Example of a metric space where diameter of a ball is not equal twice the radius

Consider the discrete metric $d$ on a set $X$:

$$d(x,y)=\begin{cases} 0,&\text{if }x=y\\ 1,&\text{if }x\ne y\;. \end{cases}$$

Consider the ball of radius $r=1/2$ centered at $x$

Then $B(x,r)=\{x\}$

Now by definition, $\operatorname{diam} A = \sup\{ d(a,b) : a, b \in A \}$

Applying it to our case where $A=B(x,r)$, we have diameter of $A$ equal to $0$

How about the metric space $[0,\infty)$ with the standard metric? The diameter of the ball $B(0,1)$ is $1$, not $2$ (which would be twice its radius)

This is an elaboration of @user10354138's answer.

Consider a function $d: X \times X \to [0,\infty)$ which is definite, symmetric, and satisfies the ultrametric inequality $$ d(x,y) \leq \max\{ d(x,z),d(z,y) \}\qquad \text{for all } x,y,z \in X \tag{$*$} $$ instead of the usual triangle inequality. Since $\max\{ d(x,z) , d(z,y) \} \leq d(x,z) + d(z,y)$, we see that that $d$ is indeed a metric.

A space $X$ equipped with a metric satisfying $(*)$ has a topology that behaves counter-intuitively in many ways. For instance, every point in a ball is its centre. Precisely, if $x \in X$ and $r > 0$, then for every $y \in B(x,r)$, we have $B(x,r) = B(y,r)$.

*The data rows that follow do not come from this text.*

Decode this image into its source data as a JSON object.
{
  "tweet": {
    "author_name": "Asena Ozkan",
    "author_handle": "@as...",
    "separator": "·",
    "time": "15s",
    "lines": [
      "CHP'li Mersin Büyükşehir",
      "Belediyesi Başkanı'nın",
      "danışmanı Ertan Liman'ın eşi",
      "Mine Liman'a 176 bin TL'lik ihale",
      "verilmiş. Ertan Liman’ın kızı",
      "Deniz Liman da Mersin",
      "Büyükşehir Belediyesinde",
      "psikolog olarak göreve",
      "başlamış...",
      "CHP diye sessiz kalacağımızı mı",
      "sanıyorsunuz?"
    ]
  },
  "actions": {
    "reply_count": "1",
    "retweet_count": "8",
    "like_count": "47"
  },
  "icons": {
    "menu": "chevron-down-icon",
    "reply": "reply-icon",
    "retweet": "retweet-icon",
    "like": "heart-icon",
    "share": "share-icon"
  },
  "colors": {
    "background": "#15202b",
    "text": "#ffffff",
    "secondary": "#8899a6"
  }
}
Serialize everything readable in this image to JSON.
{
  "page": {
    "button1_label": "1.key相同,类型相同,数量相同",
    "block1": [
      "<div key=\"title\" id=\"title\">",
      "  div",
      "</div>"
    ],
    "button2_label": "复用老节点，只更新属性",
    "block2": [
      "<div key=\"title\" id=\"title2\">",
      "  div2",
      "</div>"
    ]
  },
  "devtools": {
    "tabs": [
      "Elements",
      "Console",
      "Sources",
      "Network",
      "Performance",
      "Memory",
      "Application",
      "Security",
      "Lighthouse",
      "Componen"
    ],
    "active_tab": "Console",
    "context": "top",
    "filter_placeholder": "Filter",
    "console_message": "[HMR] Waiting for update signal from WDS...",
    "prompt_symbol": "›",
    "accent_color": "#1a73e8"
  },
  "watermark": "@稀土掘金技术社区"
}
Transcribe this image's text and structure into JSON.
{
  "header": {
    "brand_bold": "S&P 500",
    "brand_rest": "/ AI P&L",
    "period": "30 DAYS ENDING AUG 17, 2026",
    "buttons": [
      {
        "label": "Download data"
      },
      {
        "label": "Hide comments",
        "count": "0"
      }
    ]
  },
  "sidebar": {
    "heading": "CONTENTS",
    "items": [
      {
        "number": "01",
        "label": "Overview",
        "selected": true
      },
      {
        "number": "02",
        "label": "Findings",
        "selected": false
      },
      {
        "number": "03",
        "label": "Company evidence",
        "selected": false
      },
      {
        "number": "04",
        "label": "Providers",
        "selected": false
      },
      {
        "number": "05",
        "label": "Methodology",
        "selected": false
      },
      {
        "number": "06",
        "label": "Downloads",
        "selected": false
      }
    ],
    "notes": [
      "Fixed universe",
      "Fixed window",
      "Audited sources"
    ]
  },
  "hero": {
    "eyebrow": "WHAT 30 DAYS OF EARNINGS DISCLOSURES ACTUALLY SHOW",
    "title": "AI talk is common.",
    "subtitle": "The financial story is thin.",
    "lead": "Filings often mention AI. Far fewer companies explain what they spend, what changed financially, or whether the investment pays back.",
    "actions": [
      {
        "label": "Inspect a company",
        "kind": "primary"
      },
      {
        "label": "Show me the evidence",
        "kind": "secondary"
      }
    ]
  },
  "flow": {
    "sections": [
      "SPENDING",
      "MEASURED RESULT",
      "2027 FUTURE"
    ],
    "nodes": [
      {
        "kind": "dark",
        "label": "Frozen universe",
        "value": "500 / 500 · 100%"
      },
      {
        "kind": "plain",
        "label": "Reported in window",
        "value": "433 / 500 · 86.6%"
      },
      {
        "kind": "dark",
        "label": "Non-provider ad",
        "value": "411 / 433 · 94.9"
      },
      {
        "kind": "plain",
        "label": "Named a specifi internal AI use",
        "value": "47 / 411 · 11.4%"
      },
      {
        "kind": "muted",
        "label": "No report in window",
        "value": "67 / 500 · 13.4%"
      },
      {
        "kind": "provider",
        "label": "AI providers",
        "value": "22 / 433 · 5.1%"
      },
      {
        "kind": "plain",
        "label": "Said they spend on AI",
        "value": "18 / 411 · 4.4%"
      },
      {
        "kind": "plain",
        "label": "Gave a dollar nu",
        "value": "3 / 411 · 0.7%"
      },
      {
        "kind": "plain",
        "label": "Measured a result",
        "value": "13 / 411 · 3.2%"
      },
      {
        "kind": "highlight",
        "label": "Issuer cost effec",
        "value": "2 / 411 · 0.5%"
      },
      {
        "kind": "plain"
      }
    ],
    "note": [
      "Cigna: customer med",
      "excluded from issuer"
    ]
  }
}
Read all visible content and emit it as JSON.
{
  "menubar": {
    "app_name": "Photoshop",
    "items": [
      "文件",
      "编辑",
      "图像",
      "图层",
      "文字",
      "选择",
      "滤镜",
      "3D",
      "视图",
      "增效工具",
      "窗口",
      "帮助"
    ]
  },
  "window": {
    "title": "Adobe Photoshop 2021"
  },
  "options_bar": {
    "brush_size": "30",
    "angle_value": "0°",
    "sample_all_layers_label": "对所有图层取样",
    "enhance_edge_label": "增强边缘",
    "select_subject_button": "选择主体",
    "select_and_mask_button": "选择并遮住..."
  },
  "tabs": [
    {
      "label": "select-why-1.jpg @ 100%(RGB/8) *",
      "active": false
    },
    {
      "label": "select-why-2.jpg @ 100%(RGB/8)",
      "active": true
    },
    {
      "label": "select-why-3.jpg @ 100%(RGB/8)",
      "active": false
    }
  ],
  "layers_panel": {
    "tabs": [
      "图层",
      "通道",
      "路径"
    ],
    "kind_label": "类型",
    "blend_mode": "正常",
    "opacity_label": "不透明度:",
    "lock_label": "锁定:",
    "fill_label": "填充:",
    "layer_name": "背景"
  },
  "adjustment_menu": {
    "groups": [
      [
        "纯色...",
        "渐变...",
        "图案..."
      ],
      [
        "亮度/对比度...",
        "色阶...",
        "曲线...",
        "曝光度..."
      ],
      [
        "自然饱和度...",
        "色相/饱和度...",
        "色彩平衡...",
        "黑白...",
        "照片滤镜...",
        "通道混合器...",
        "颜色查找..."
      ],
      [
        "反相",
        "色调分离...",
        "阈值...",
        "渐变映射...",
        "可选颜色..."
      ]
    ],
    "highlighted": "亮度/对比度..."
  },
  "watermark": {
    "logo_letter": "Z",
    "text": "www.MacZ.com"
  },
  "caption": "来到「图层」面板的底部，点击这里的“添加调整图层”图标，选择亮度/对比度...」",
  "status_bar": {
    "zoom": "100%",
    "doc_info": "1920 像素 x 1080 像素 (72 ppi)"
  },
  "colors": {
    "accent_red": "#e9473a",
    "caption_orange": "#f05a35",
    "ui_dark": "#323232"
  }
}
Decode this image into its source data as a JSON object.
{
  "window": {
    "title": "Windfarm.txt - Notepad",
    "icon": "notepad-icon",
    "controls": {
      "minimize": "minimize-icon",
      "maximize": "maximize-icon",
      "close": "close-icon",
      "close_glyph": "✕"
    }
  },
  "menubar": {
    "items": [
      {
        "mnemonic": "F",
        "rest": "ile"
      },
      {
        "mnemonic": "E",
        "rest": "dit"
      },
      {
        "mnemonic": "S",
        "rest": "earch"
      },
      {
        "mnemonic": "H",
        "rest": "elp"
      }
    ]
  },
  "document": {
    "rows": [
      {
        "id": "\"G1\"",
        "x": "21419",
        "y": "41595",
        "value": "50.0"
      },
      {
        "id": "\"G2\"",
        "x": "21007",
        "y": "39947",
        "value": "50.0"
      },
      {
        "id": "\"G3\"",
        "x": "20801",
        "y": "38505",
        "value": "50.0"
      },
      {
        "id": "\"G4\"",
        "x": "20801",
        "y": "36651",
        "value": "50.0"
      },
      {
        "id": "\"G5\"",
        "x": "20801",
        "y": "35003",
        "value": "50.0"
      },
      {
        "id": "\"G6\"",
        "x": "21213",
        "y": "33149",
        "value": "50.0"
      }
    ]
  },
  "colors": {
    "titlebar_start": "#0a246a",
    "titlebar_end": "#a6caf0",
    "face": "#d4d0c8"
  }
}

To prove this, suppose $y \in B(x,r)$ as above. Suppose $z \in X$ such that $z \in B(y,r)$. We want to show that $z \in B(x,r)$. By the ultrametric inequality and the definition of an open ball, we have $$d(x,z) \leq \max\{ d(x,y), d(y,z) \} < \max\{ r, r \} = r.$$ So, $B(y,r) \subseteq B(x,r)$. Since $x$ and $y$ were arbitrary, the other containment is also true, so $B(x,r) = B(y,r)$ as was to be shown.

What does this mean in the context of diameters? Well, $diam(B(x,r)) = \sup\{ d(x,y) : x,y \in B(x,r) \}$. Since every point of $B(x,r)$ is its centre, $d(x,y) < r$ for all $x,y \in B(x,r)$. Hence, $diam(B(x,r)) \leq r$, so the diameter is no more than the radius!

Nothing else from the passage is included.